It’s Legos, Bitch.

by kara on September 9, 2013

Bummed out that the best show since Sopranos is going off the air? It doesn’t get much better than this super-cute Lego meth lab.for the ex-meth addict in you, or for your little ones to play games involving drugs, debauchery, guns, bombs, lying, killing, maiming and everything in between – except sex! Yay, no sex!  The fake-lego set is awesomely called “Bricking Bad”.

Yes, now any child or child-at-heart can recreate Walter White’s notorious crystal meth lab! Complete with protective masks, drug paraphernalia, over 500 bricks and three minifigs!

Sadly, the good Danish people at Lego frown upon drugs, sex, violence, and middle-aged men running around trailers in their tighty-whities, and the set is a product of Citizen Brick, and is not sponsored, authorized or endorsed by the LEGO Group, owners of the registered LEGO(R) trademark. Check out this newest example of  unlicensed awesomeness:

 

Hey! This looks just like MY meth lab!

not intended for infants
Look!!! It’s the old Bounder RV that served as Walter and his sidekick Jesse’s first mobile meth lab, as well as the super-high-tech industrial lab that was set up under the laundromat for Walter by drug kingpin Gus Fring. The Gus Fring figure even comes with a blown-up head so you can re-enact the notorious “Face-Off” episode, where Walter blows up Gus and half of a nursing home! (Nursing home not included.)

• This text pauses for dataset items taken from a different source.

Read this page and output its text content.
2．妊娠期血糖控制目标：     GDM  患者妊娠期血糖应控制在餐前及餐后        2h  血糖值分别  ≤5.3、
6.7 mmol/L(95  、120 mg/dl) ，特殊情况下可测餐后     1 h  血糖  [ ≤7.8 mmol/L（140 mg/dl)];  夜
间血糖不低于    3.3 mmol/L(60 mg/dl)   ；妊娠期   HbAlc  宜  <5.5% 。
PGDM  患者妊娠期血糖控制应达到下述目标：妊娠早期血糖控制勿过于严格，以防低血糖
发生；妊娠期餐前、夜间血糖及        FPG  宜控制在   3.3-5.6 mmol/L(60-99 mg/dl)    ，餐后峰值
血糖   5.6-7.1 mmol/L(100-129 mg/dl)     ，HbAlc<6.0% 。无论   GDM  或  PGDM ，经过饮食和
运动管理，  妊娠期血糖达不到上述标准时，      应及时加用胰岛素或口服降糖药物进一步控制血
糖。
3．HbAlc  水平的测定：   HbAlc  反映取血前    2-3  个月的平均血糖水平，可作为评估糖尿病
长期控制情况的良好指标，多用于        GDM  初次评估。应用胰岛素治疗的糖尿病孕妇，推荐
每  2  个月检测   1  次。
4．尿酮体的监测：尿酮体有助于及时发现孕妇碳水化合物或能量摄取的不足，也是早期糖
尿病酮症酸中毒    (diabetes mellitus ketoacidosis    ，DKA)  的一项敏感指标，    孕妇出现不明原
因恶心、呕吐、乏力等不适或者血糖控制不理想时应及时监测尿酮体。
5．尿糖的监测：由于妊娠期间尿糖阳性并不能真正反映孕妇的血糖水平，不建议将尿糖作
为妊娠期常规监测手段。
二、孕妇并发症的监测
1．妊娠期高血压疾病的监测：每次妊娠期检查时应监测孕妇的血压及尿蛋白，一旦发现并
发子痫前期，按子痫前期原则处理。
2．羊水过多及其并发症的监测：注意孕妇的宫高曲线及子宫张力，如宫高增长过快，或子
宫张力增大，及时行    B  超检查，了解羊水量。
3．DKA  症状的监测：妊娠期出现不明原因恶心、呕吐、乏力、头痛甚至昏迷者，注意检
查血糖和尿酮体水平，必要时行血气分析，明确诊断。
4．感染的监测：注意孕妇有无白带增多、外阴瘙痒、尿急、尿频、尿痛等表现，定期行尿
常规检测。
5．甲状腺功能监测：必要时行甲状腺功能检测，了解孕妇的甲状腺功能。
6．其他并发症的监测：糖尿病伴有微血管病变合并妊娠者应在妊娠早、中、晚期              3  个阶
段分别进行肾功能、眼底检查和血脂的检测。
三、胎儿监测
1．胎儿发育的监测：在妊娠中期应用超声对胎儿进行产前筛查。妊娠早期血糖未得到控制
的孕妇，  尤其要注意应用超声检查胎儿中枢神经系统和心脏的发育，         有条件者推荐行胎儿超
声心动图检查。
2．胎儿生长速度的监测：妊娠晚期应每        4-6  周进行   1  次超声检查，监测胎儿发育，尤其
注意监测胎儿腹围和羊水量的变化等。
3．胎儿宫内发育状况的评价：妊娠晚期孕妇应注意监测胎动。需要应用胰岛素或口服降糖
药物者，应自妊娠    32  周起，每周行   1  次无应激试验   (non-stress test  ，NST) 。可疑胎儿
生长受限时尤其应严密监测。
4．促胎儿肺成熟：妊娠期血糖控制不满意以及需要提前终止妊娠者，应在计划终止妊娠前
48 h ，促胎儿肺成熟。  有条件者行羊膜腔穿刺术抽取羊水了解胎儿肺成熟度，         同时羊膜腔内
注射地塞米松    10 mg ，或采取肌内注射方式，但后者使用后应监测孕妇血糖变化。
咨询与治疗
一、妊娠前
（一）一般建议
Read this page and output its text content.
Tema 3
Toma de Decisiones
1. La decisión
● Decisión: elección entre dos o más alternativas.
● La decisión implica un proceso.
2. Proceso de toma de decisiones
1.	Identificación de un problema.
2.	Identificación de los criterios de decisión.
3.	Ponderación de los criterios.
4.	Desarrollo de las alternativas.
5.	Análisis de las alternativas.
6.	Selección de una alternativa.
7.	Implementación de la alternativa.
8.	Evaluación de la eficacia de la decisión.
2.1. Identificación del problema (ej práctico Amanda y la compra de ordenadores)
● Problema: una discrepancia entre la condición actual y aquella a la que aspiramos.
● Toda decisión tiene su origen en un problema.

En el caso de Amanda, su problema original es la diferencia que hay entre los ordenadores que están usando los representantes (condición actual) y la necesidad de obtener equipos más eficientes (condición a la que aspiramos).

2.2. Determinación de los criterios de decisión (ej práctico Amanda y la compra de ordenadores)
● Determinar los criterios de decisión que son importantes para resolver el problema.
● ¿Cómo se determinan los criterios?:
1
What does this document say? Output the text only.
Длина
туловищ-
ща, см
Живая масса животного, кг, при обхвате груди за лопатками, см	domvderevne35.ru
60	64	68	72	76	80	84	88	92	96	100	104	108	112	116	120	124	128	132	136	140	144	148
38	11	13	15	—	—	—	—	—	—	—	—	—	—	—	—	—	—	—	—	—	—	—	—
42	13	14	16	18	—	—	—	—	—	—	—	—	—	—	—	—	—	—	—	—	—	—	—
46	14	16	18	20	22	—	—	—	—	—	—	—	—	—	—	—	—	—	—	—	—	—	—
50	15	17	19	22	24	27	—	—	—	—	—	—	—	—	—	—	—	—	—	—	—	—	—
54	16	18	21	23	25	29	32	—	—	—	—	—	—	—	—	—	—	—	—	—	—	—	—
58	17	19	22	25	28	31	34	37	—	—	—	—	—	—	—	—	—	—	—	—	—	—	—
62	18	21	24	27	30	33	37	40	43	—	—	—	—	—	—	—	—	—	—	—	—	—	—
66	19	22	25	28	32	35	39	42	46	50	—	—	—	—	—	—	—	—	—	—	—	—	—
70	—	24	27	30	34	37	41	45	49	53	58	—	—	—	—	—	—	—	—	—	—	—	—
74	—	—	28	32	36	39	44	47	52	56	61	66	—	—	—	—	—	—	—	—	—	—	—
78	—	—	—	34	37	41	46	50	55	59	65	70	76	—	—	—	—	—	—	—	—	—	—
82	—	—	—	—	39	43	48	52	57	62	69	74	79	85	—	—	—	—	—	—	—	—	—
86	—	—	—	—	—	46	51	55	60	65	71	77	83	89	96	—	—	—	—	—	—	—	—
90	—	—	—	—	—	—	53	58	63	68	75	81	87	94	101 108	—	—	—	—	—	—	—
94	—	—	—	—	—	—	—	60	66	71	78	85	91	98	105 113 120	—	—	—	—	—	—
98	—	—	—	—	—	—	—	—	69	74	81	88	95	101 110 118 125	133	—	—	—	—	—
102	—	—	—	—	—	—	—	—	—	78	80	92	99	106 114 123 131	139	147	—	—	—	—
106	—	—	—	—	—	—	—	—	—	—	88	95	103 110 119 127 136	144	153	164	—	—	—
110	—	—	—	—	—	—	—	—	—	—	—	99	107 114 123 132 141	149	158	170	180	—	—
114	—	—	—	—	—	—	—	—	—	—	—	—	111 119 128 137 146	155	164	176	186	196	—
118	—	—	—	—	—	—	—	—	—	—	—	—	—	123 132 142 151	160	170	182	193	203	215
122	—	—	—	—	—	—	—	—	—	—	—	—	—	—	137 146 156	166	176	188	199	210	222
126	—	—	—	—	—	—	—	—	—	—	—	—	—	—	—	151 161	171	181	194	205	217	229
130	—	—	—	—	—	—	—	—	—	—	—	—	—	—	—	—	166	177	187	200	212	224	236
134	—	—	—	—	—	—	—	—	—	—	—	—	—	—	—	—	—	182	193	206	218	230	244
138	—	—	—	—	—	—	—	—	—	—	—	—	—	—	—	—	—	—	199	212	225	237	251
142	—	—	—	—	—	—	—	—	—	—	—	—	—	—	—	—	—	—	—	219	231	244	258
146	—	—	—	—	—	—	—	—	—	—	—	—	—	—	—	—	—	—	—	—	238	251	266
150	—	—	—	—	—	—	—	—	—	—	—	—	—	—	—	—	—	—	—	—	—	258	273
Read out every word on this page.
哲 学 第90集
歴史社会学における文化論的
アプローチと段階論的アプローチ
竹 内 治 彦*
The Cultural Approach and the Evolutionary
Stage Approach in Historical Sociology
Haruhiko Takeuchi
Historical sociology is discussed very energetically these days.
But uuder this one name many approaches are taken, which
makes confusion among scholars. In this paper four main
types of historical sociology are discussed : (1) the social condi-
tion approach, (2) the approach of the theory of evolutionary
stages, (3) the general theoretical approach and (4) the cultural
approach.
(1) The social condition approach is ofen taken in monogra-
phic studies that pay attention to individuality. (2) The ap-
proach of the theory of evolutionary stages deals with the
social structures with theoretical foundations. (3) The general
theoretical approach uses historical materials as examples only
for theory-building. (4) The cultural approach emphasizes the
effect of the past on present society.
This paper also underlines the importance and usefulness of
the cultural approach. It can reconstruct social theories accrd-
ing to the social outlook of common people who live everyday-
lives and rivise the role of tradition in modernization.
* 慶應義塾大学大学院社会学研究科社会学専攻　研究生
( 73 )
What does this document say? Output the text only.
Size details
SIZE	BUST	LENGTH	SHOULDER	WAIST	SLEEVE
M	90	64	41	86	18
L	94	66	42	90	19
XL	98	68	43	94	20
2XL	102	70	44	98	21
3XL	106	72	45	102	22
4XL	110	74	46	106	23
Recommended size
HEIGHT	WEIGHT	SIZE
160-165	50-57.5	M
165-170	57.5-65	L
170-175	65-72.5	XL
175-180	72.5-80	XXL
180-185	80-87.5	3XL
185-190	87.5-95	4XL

Some people are outraged by this knockoff toy, your typical knee-jerk reactionary right-wing frothing. Maybe parents should just give their kids guns! Some say it’s good toy for children because all the roles and possibilities have already been set and children’s creativity develops best when they create the characters, setting and story. To make this a good children’s toy, obviously, the child needs to be able to pick the drug and the means of production, as well as invent the stories that brought the figurines to be using/dealing whatever drug the child’s. Also, Breaking Bad is a teevee show about a high school science teacher guy who has what he thinks is “terminal” lung cancer and decides to cook and sell meth to leave something for his family, because teachers are poor and healthcare will bankrupt you and Obamacare hasn’t kicked in yet. Anyway, this is America! We don’t encourage interest in chemistry or other sciences!

 

 

Sadly, you can’t buy it for any price anymore, so you will have to wait for the Barbie Abortion Complex Action Figure Playset!